I have two dataframes, df1 and df2. df1 has repeat observations arranged in wide format, and df2 in long format.
import pandas as pd
df1 = pd.DataFrame({"ID":[1,2,3],"colA_1":[1,2,3],"date1":["1.1.2001", "2.1.2001","3.1.2001"],"colA_2":[4,5,6],"date2":["1.1.2002", "2.1.2002","3.1.2002"]})
df2 = pd.DataFrame({"ID":[1,1,2,2,3,3],"col1":[1,1.5,2,2.5,3,3.5],"date":["1.1.2001", "1.1.2002","2.1.2001","2.1.2002","3.1.2001","3.1.2002"], "col3":[11,12,13,14,15,16],"col4":[21,22,23,24,25,26]})
df1 looks like:
ID colA_1 date1 colA_2 date2
0 1 1 1.1.2001 4 1.1.2002
1 2 2 2.1.2001 5 2.1.2002
2 3 3 3.1.2001 6 3.1.2002
df2 looks like:
ID col1 date1 col3 col4
0 1 1.0 1.1.2001 11 21
1 1 1.5 1.1.2002 12 22
2 2 2.0 2.1.2001 13 23
3 2 2.5 2.1.2002 14 24
4 3 3.0 3.1.2001 15 25
5 3 3.5 3.1.2002 16 26
6 3 4.0 4.1.2002 17 27
I want to take a given column from df2, "col3", and then:
(1) if the columns "ID" and "date" in df2 match with the columns "ID" and "date1" in df1, I want to put the value in a new column in df1 called "colB_1".
(2) else if the columns "ID" and "date" in df2 match with the columns "ID" and "date2" in df1, I want to put the value in a new column in df1 called "colB_2".
(3) else if the columns "ID" and "date" in df2 have no match with either ("ID" and "date1") or ("ID" and "date2"), I want to ignore these rows.

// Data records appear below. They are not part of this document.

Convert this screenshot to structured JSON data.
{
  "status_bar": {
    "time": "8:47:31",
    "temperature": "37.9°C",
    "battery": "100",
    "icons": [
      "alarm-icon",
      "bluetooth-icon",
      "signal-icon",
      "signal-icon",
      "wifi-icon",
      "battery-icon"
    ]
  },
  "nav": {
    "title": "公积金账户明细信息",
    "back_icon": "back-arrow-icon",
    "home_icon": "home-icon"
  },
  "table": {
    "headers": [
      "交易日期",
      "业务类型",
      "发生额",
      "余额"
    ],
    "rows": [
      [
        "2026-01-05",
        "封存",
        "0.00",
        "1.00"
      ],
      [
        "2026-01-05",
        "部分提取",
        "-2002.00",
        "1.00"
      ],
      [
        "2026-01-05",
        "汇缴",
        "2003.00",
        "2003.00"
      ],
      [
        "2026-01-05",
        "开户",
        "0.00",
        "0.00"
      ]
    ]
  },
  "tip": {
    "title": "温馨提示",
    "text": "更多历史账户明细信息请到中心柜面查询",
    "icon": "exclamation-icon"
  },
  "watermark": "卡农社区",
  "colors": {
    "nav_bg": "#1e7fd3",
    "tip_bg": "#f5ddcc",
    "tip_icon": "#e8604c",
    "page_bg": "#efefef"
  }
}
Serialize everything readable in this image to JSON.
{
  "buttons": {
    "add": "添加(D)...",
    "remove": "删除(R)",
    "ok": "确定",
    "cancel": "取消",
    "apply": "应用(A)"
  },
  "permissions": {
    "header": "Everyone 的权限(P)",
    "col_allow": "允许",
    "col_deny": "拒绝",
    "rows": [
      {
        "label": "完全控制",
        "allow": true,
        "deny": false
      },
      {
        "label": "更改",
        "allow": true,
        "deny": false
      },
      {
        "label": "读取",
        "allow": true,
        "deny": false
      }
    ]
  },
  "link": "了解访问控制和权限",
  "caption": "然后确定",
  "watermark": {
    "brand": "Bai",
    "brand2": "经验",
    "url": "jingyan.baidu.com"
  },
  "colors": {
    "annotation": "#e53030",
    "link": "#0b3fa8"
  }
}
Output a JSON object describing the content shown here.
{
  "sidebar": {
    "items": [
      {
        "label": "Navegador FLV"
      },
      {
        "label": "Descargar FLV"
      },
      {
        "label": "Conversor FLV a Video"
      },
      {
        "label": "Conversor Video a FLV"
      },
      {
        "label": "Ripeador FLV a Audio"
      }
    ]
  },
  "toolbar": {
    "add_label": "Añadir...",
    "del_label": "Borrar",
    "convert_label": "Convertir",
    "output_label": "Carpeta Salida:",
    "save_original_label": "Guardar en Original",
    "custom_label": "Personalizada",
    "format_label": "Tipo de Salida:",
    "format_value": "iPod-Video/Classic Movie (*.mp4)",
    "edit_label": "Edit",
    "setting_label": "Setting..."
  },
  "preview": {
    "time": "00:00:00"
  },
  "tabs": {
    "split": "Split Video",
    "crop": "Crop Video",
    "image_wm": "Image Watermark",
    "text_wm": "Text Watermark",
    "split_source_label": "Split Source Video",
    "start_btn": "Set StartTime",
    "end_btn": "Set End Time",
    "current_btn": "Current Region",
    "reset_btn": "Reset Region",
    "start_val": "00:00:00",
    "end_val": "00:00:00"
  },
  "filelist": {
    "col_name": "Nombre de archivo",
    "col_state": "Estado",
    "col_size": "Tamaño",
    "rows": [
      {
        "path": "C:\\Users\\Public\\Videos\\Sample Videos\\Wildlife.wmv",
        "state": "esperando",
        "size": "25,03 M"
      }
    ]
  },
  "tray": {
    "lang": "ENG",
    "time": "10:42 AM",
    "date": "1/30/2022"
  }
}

So, the output of this output dataframe, df3, should look like this:
ID colA_1 date1 colA_2 date2 colB_1 colB_2
0 1 1 1.1.2001 4 1.1.2002 11 12
1 2 2 2.1.2001 5 2.1.2002 13 14
2 3 3 3.1.2001 6 3.1.2002 15 16
What is the best way to do this?
I found this link, but the answer doesn't work for my case. I would like a really explicit way to specify column matching. I think it's possible that df.mask might be able to help me, but I am not sure how to implement it.
e.g.: the following code
df3 = df1.copy()
df3["colB_1"] = ""
df3["colB_2"] = ""
filter1 = (df1["ID"] == df2["ID"]) & (df1["date1"] == df2["date"])
filter2 = (df1["ID"] == df2["ID"]) & (df1["date2"] == df2["date"])
df3["colB_1"] = df.mask(filter1, other=df2["col3"])
df3["colB_2"] = df.mask(filter2, other=df2["col3"])
gives the error
ValueError: Can only compare identically-labeled Series objects
I asked this question previously, and it was marked as closed; my question was marked as a duplicate of this one. However, this is not the case. The answers in the linked question suggest the use of either map or df.merge. Map does not work with multiple conditions (in my case, ID and date). And df.merge (the answer given for matching multiple columns) does not work in my case when one of the column names in df1 and df2 that are to be merged are different ("date" and "date1", for example).
For example, the below code:
df3 = df1.merge(df2[["ID","date","col3"]], on=['ID','date1'], how='left')
fails with a Key Error.
Also noteworthy is that I will be dealing with many different files, with many different column naming schemes, and I will need a different subset each time. This is why I would like an answer that explicitly names the columns and conditions.
Any help with this would be much appreciated.